La volatilidad extrema ha regresado al mercado energético global. Tras un breve respiro durante el fin de semana, el precio del petróleo inició la jornada con una tendencia alcista imparable, rompiendo la barrera psicológica de los tres dígitos. En las primeras operaciones, el barril de crudo se ubica en los 102 dólares, reflejando el temor de los inversores a una interrupción prolongada de los suministros.
El colapso del diálogo en Islamabad
El detonante de este salto en los precios fue el fracaso del intento de acuerdo en Pakistán. Las delegaciones de Washington y Teherán no lograron encontrar puntos de encuentro sobre el enriquecimiento de uranio y el cese de hostilidades en el Líbano, lo que derivó en la suspensión de la mesa de diálogo.
La falta de una salida diplomática activó de inmediato una nueva fase de confrontación:
Bloqueo de EE. UU.: La Casa Blanca anunció restricciones totales al movimiento marítimo desde y hacia puertos iraníes.
Respuesta de Irán: El régimen islámico ratificó el cierre del Estrecho de Ormuz, el paso más crítico para el petróleo mundial.

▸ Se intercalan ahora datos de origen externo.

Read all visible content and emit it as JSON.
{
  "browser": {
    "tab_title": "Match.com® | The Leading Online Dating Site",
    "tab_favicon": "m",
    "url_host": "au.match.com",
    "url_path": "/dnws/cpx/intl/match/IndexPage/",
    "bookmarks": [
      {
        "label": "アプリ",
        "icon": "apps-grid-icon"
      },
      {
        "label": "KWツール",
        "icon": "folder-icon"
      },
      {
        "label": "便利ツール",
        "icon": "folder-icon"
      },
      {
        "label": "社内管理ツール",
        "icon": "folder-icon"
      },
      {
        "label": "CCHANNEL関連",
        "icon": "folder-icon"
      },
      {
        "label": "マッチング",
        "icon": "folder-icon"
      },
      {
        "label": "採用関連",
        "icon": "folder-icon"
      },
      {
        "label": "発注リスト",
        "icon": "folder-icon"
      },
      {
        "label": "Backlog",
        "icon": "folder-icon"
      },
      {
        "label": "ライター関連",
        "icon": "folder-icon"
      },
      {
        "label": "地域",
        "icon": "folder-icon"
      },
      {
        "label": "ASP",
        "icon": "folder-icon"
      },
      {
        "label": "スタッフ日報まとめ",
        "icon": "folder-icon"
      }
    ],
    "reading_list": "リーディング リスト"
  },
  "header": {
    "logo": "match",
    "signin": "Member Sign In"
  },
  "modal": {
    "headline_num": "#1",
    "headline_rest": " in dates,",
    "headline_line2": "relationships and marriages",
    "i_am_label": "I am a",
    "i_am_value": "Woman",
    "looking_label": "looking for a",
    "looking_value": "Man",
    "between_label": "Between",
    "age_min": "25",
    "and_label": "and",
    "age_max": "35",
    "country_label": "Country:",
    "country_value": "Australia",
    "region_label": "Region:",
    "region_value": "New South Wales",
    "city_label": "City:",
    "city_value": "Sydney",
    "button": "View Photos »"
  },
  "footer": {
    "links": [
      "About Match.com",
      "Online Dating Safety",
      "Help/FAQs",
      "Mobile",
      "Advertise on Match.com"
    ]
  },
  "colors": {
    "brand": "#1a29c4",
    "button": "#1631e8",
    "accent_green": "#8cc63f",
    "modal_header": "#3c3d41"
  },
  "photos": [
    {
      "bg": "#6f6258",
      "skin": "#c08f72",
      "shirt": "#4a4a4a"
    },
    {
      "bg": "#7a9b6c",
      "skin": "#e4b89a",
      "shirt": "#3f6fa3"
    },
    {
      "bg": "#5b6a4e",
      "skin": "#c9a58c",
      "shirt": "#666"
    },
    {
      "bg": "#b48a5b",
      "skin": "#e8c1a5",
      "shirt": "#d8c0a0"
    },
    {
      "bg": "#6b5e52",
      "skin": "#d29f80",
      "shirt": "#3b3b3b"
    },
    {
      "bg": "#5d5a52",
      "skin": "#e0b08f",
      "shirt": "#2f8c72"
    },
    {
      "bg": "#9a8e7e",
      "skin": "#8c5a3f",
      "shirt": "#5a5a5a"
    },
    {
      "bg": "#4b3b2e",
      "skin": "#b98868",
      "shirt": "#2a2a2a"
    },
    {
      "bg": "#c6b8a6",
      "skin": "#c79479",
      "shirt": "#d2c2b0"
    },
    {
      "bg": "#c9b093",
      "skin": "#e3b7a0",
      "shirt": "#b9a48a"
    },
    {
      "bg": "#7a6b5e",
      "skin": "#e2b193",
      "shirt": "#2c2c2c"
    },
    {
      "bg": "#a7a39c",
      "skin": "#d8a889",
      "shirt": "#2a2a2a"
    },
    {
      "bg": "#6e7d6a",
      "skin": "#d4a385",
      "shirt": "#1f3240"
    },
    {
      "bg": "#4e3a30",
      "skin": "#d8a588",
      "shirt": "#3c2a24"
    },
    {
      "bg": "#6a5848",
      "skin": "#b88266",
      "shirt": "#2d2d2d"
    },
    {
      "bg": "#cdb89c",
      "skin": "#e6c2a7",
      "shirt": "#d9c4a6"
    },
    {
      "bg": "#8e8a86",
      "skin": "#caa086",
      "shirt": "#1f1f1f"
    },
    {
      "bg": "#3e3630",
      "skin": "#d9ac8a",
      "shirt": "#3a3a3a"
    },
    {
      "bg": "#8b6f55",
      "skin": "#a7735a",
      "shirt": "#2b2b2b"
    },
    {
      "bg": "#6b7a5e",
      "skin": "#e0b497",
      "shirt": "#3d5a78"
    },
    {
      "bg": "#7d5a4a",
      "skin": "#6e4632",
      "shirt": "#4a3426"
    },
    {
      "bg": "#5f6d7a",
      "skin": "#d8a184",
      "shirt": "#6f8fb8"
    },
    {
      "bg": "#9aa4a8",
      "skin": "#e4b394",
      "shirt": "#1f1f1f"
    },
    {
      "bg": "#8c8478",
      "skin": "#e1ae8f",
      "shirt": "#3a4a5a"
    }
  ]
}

Con el barril a 102 dólares, los analistas advierten que la estabilidad económica global está en riesgo. El Estrecho de Ormuz es el cuello de botella por donde transita diariamente el 20 % del consumo mundial de petróleo, y su cierre total es el escenario más temido por las bolsas internacionales.
Consecuencias de la escalada marítima
La parálisis del tráfico en el Golfo Pérsico afecta no solo al crudo, sino también al transporte de gas natural licuado (GNL) y bienes de consumo. Las principales navieras han comenzado a cancelar rutas, lo que podría derivar en un aumento generalizado de los fletes y, por consecuencia, de la inflación global.
Mientras las naves de guerra de la Marina estadounidense se posicionan para ejecutar el bloqueo anunciado, el mundo observa con preocupación si este nuevo valor del petróleo es el preludio de una crisis energética similar a la de los años 70, o si aún queda un resquicio para que la mediación internacional evite un enfrentamiento directo.